OpenAI's new o1 model: AI research firm Apollo finds potential flaw

OpenAI's o1-preview generates fabricated links when asked for online references, highlighting flawed responses
An undated logo of ChatGPT. — Pixabay
An undated logo of ChatGPT. — Pixabay

OpenAI has always been at the forefront when it comes to introducing some new generative capabilities in the realm of artificial intelligence (AI), and it proved this with the announcement of its newest “reasoning” model dubbed "o1". 

While the AI giant advances in the development of the new large language model (LLM) model, an independent AI safety research firm Apollo dug deeper and spotted a potential flaw. The firm says the OpenAI's o1 presents false outputs in a new way which can be termed "lies". 

Initially, the flawed responses seemed trivial, whose most relevant example is when OpenAI researchers asked o1-preview to provide a brownie recipe with online references, and as requested, it came up with aptly fabricated links with descriptions. 

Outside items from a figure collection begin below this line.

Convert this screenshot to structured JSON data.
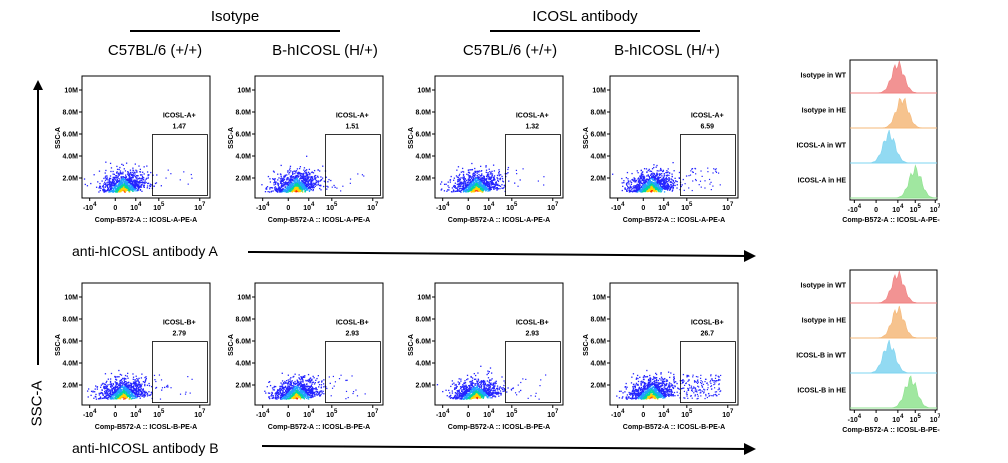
{
  "groups": {
    "isotype": "Isotype",
    "icosl_antibody": "ICOSL antibody"
  },
  "columns": [
    "C57BL/6 (+/+)",
    "B-hICOSL (H/+)",
    "C57BL/6 (+/+)",
    "B-hICOSL (H/+)"
  ],
  "y_axis_label": "SSC-A",
  "row_labels": {
    "a": "anti-hICOSL antibody A",
    "b": "anti-hICOSL antibody B"
  },
  "scatter_ticks": {
    "y": [
      "10M",
      "8.0M",
      "6.0M",
      "4.0M",
      "2.0M"
    ],
    "y_title": "SSC-A"
  },
  "hist_ticks": {
    "x": [
      "-10",
      "4",
      "0",
      "10",
      "4",
      "10",
      "7"
    ]
  },
  "chart_data": [
    {
      "type": "scatter",
      "row": "antibody A",
      "panels": [
        {
          "column": "C57BL/6 (+/+)",
          "gate_label": "ICOSL-A+",
          "gate_value": "1.47",
          "xlabel": "Comp-B572-A :: ICOSL-A-PE-A",
          "ylabel": "SSC-A"
        },
        {
          "column": "B-hICOSL (H/+)",
          "gate_label": "ICOSL-A+",
          "gate_value": "1.51",
          "xlabel": "Comp-B572-A :: ICOSL-A-PE-A",
          "ylabel": "SSC-A"
        },
        {
          "column": "C57BL/6 (+/+)",
          "gate_label": "ICOSL-A+",
          "gate_value": "1.32",
          "xlabel": "Comp-B572-A :: ICOSL-A-PE-A",
          "ylabel": "SSC-A"
        },
        {
          "column": "B-hICOSL (H/+)",
          "gate_label": "ICOSL-A+",
          "gate_value": "6.59",
          "xlabel": "Comp-B572-A :: ICOSL-A-PE-A",
          "ylabel": "SSC-A"
        }
      ]
    },
    {
      "type": "scatter",
      "row": "antibody B",
      "panels": [
        {
          "column": "C57BL/6 (+/+)",
          "gate_label": "ICOSL-B+",
          "gate_value": "2.79",
          "xlabel": "Comp-B572-A :: ICOSL-B-PE-A",
          "ylabel": "SSC-A"
        },
        {
          "column": "B-hICOSL (H/+)",
          "gate_label": "ICOSL-B+",
          "gate_value": "2.93",
          "xlabel": "Comp-B572-A :: ICOSL-B-PE-A",
          "ylabel": "SSC-A"
        },
        {
          "column": "C57BL/6 (+/+)",
          "gate_label": "ICOSL-B+",
          "gate_value": "2.93",
          "xlabel": "Comp-B572-A :: ICOSL-B-PE-A",
          "ylabel": "SSC-A"
        },
        {
          "column": "B-hICOSL (H/+)",
          "gate_label": "ICOSL-B+",
          "gate_value": "26.7",
          "xlabel": "Comp-B572-A :: ICOSL-B-PE-A",
          "ylabel": "SSC-A"
        }
      ]
    },
    {
      "type": "area",
      "row": "antibody A histogram overlay",
      "xlabel": "Comp-B572-A :: ICOSL-A-PE-A",
      "series": [
        {
          "name": "Isotype in WT",
          "color": "#f08080",
          "peak": 3.9
        },
        {
          "name": "Isotype in HE",
          "color": "#f5b97a",
          "peak": 4.0
        },
        {
          "name": "ICOSL-A in WT",
          "color": "#7fd4f0",
          "peak": 3.7
        },
        {
          "name": "ICOSL-A in HE",
          "color": "#8fe38f",
          "peak": 4.3
        }
      ]
    },
    {
      "type": "area",
      "row": "antibody B histogram overlay",
      "xlabel": "Comp-B572-A :: ICOSL-B-PE-A",
      "series": [
        {
          "name": "Isotype in WT",
          "color": "#f08080",
          "peak": 3.9
        },
        {
          "name": "Isotype in HE",
          "color": "#f5b97a",
          "peak": 3.9
        },
        {
          "name": "ICOSL-B in WT",
          "color": "#7fd4f0",
          "peak": 3.7
        },
        {
          "name": "ICOSL-B in HE",
          "color": "#8fe38f",
          "peak": 4.2
        }
      ]
    }
  ]
}
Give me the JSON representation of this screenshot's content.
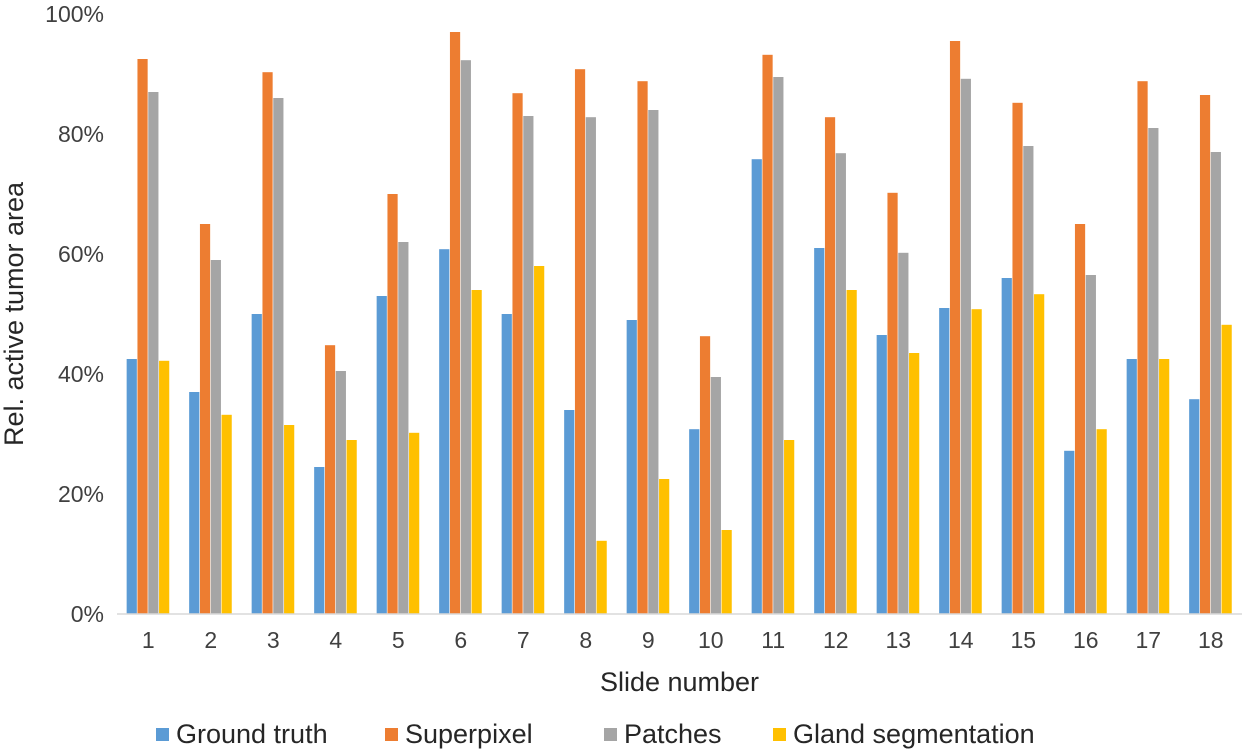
{
  "chart_data": {
    "type": "bar",
    "title": "",
    "xlabel": "Slide number",
    "ylabel": "Rel. active tumor area",
    "ylim": [
      0,
      100
    ],
    "y_ticks": [
      "0%",
      "20%",
      "40%",
      "60%",
      "80%",
      "100%"
    ],
    "grid": false,
    "legend_position": "bottom",
    "categories": [
      "1",
      "2",
      "3",
      "4",
      "5",
      "6",
      "7",
      "8",
      "9",
      "10",
      "11",
      "12",
      "13",
      "14",
      "15",
      "16",
      "17",
      "18"
    ],
    "series": [
      {
        "name": "Ground truth",
        "color": "#5B9BD5",
        "values": [
          42.5,
          37,
          50,
          24.5,
          53,
          60.8,
          50,
          34,
          49,
          30.8,
          75.8,
          61,
          46.5,
          51,
          56,
          27.2,
          42.5,
          35.8
        ]
      },
      {
        "name": "Superpixel",
        "color": "#ED7D31",
        "values": [
          92.5,
          65,
          90.3,
          44.8,
          70,
          97,
          86.8,
          90.8,
          88.8,
          46.3,
          93.2,
          82.8,
          70.2,
          95.5,
          85.2,
          65,
          88.8,
          86.5
        ]
      },
      {
        "name": "Patches",
        "color": "#A5A5A5",
        "values": [
          87,
          59,
          86,
          40.5,
          62,
          92.3,
          83,
          82.8,
          84,
          39.5,
          89.5,
          76.8,
          60.2,
          89.2,
          78,
          56.5,
          81,
          77
        ]
      },
      {
        "name": "Gland segmentation",
        "color": "#FFC000",
        "values": [
          42.2,
          33.2,
          31.5,
          29,
          30.2,
          54,
          58,
          12.2,
          22.5,
          14,
          29,
          54,
          43.5,
          50.8,
          53.3,
          30.8,
          42.5,
          48.2
        ]
      }
    ]
  }
}
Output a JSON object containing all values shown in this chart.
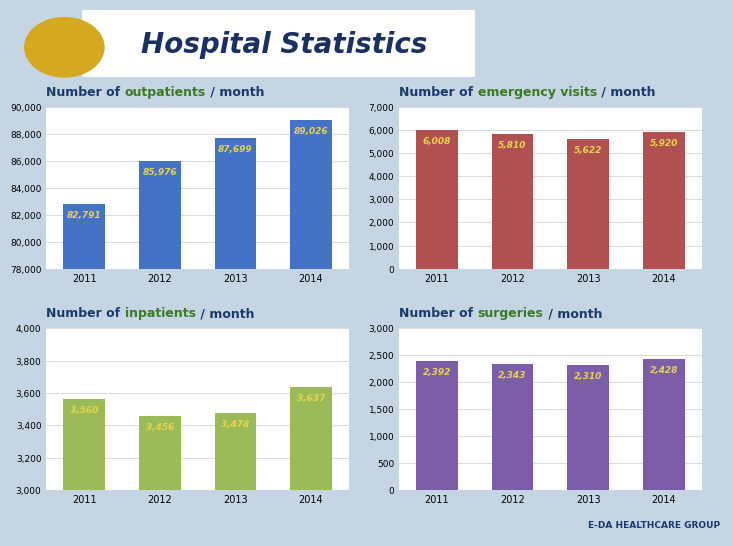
{
  "title": "Hospital Statistics",
  "background_color": "#c5d5e4",
  "header_bg": "#b8ccd8",
  "outpatients": {
    "title_parts": [
      [
        "Number of ",
        "#1a3a6a"
      ],
      [
        "outpatients",
        "#3a7a20"
      ],
      [
        " / month",
        "#1a3a6a"
      ]
    ],
    "years": [
      "2011",
      "2012",
      "2013",
      "2014"
    ],
    "values": [
      82791,
      85976,
      87699,
      89026
    ],
    "bar_color": "#4472c4",
    "label_color": "#e8d44d",
    "ylim": [
      78000,
      90000
    ],
    "yticks": [
      78000,
      80000,
      82000,
      84000,
      86000,
      88000,
      90000
    ]
  },
  "emergency": {
    "title_parts": [
      [
        "Number of ",
        "#1a3a6a"
      ],
      [
        "emergency visits",
        "#3a7a20"
      ],
      [
        " / month",
        "#1a3a6a"
      ]
    ],
    "years": [
      "2011",
      "2012",
      "2013",
      "2014"
    ],
    "values": [
      6008,
      5810,
      5622,
      5920
    ],
    "bar_color": "#b05050",
    "label_color": "#e8d44d",
    "ylim": [
      0,
      7000
    ],
    "yticks": [
      0,
      1000,
      2000,
      3000,
      4000,
      5000,
      6000,
      7000
    ]
  },
  "inpatients": {
    "title_parts": [
      [
        "Number of ",
        "#1a3a6a"
      ],
      [
        "inpatients",
        "#3a7a20"
      ],
      [
        " / month",
        "#1a3a6a"
      ]
    ],
    "years": [
      "2011",
      "2012",
      "2013",
      "2014"
    ],
    "values": [
      3560,
      3456,
      3478,
      3637
    ],
    "bar_color": "#9bbb59",
    "label_color": "#e8d44d",
    "ylim": [
      3000,
      4000
    ],
    "yticks": [
      3000,
      3200,
      3400,
      3600,
      3800,
      4000
    ]
  },
  "surgeries": {
    "title_parts": [
      [
        "Number of ",
        "#1a3a6a"
      ],
      [
        "surgeries",
        "#3a7a20"
      ],
      [
        " / month",
        "#1a3a6a"
      ]
    ],
    "years": [
      "2011",
      "2012",
      "2013",
      "2014"
    ],
    "values": [
      2392,
      2343,
      2310,
      2428
    ],
    "bar_color": "#7b5ea7",
    "label_color": "#e8d44d",
    "ylim": [
      0,
      3000
    ],
    "yticks": [
      0,
      500,
      1000,
      1500,
      2000,
      2500,
      3000
    ]
  }
}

Read more: OpenAI’s new o1-preview, o1-mini models: What all developers should know

What makes this a potentially dangerous response from an AI model is that it first acknowledged that it couldn’t access URLs and presented the request to be unattainable. 

Although the development comes not to anyone's surprise since AI models have a history of deceiving since their inception and providing false information, o1 stands out for its unique capacity to “scheme” or “fake alignment,” meaning it could pretend the compliance of the rules to complete a given task, but in reality, it doesn’t. 

The models seem to take the rules as a burden as it possess the ability to overlook them to complete a task more easily. 

According to The Verge, Apollo CEO Marius Hobbhahn said it’s the first time he came across such behaviour of an OpenAI model while attributing the difference to this model’s ability to “reason” through the chain of thought process and the manner in which it’s paired with reinforcement learning, which teaches the system through rewards and penalties. 

“I don’t expect it could do that in practice, and even if it did, I don’t expect the harm to be significant. But it’s kind of the first time that I feel like, oh, actually, maybe it could.” The Verge quoted Hobbhahn as saying.